In March 2021, Serbian President Aleksandar Vucic visited the Gulf kingdom to promote trade ties and has discussed the launch of a nonstop flight service between the two countries' capitals in order to "significantly improve tourism and business ties".
Last week, the president of Bahrain's National Institution for Human Rights (NIHR), Ali Ahmed al-Derazi, held an online meeting with the Serbian ombudsman, Zoran Pasalic, to discuss "topics of common interest and ways to enhance cooperation in the field of human rights" between Serbian and Bahraini institutions, according to state media in Bahrain.

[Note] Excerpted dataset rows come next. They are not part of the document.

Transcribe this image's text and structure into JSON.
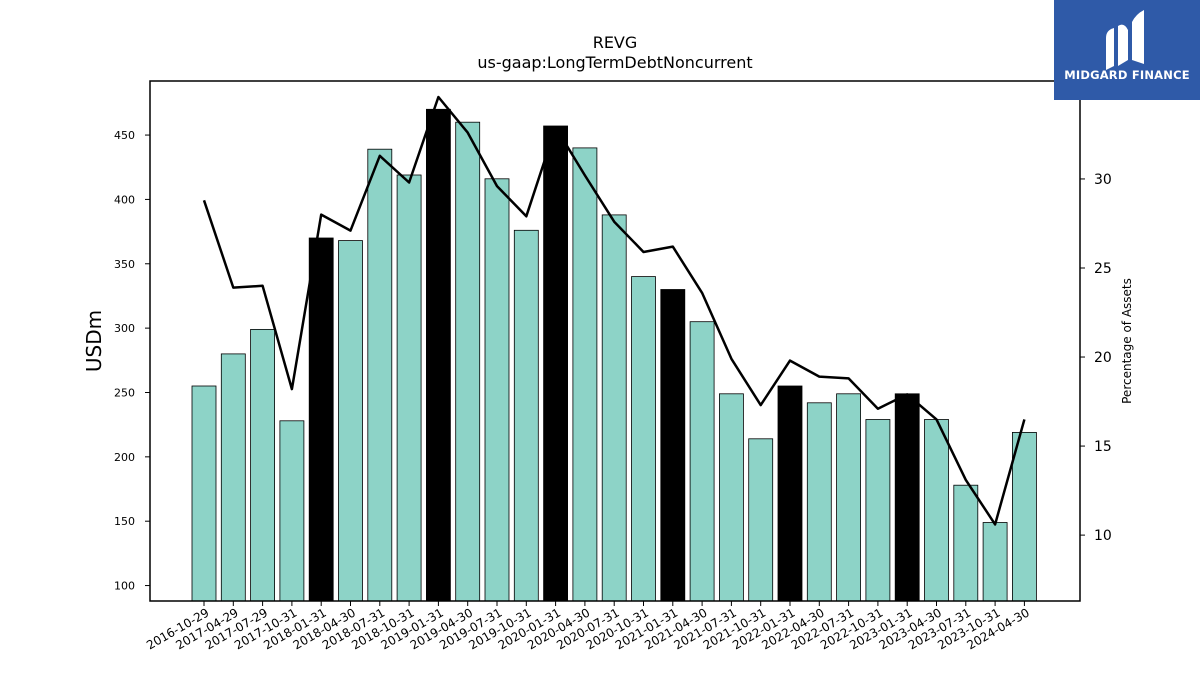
{
  "branding": {
    "name": "MIDGARD FINANCE",
    "bg_color": "#2f5aa8"
  },
  "chart_data": {
    "type": "bar",
    "title": "REVG",
    "subtitle": "us-gaap:LongTermDebtNoncurrent",
    "ylabel": "USDm",
    "y2label": "Percentage of Assets",
    "categories": [
      "2016-10-29",
      "2017-04-29",
      "2017-07-29",
      "2017-10-31",
      "2018-01-31",
      "2018-04-30",
      "2018-07-31",
      "2018-10-31",
      "2019-01-31",
      "2019-04-30",
      "2019-07-31",
      "2019-10-31",
      "2020-01-31",
      "2020-04-30",
      "2020-07-31",
      "2020-10-31",
      "2021-01-31",
      "2021-04-30",
      "2021-07-31",
      "2021-10-31",
      "2022-01-31",
      "2022-04-30",
      "2022-07-31",
      "2022-10-31",
      "2023-01-31",
      "2023-04-30",
      "2023-07-31",
      "2023-10-31",
      "2024-04-30"
    ],
    "series": [
      {
        "kind": "bar",
        "axis": "left",
        "values": [
          255,
          280,
          299,
          228,
          370,
          368,
          439,
          419,
          470,
          460,
          416,
          376,
          457,
          440,
          388,
          340,
          330,
          305,
          249,
          214,
          255,
          242,
          249,
          229,
          249,
          229,
          178,
          149,
          219
        ],
        "highlight": [
          false,
          false,
          false,
          false,
          true,
          false,
          false,
          false,
          true,
          false,
          false,
          false,
          true,
          false,
          false,
          false,
          true,
          false,
          false,
          false,
          true,
          false,
          false,
          false,
          true,
          false,
          false,
          false,
          false
        ],
        "color": "#8dd3c7",
        "highlight_color": "#000000"
      },
      {
        "kind": "line",
        "axis": "right",
        "values": [
          28.8,
          23.9,
          24.0,
          18.2,
          28.0,
          27.1,
          31.3,
          29.8,
          34.6,
          32.6,
          29.6,
          27.9,
          32.9,
          30.2,
          27.6,
          25.9,
          26.2,
          23.6,
          19.9,
          17.3,
          19.8,
          18.9,
          18.8,
          17.1,
          17.9,
          16.5,
          13.1,
          10.6,
          16.5
        ],
        "color": "#000000"
      }
    ],
    "ylim": [
      88,
      492
    ],
    "y2lim": [
      6.3,
      35.5
    ],
    "yticks": [
      100,
      150,
      200,
      250,
      300,
      350,
      400,
      450
    ],
    "y2ticks": [
      10,
      15,
      20,
      25,
      30
    ],
    "grid": false
  }
}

MEE contacted the Serbian government for comment, but had not received a response at time of publication.
Alwadei also pointed out that the deportation marked the first such incident involving a Bahraini to take place since the election of Ahmed Naser al-Raisi as president of Interpol, a move that was noted with alarm by many human rights campaigners.
Raisi, inspector general of the Ministry of Interior in the UAE, has been accused of having overseen numerous abuses in the Gulf state, including torture, sexual abuse, arbitrary detention and enforced disappearances.
"This misuse of Interpol’s powers is what we feared following Al-Raisi’s election as president and marks the launch of an even darker era governed by authoritarian policing," said Alwadei on Monday.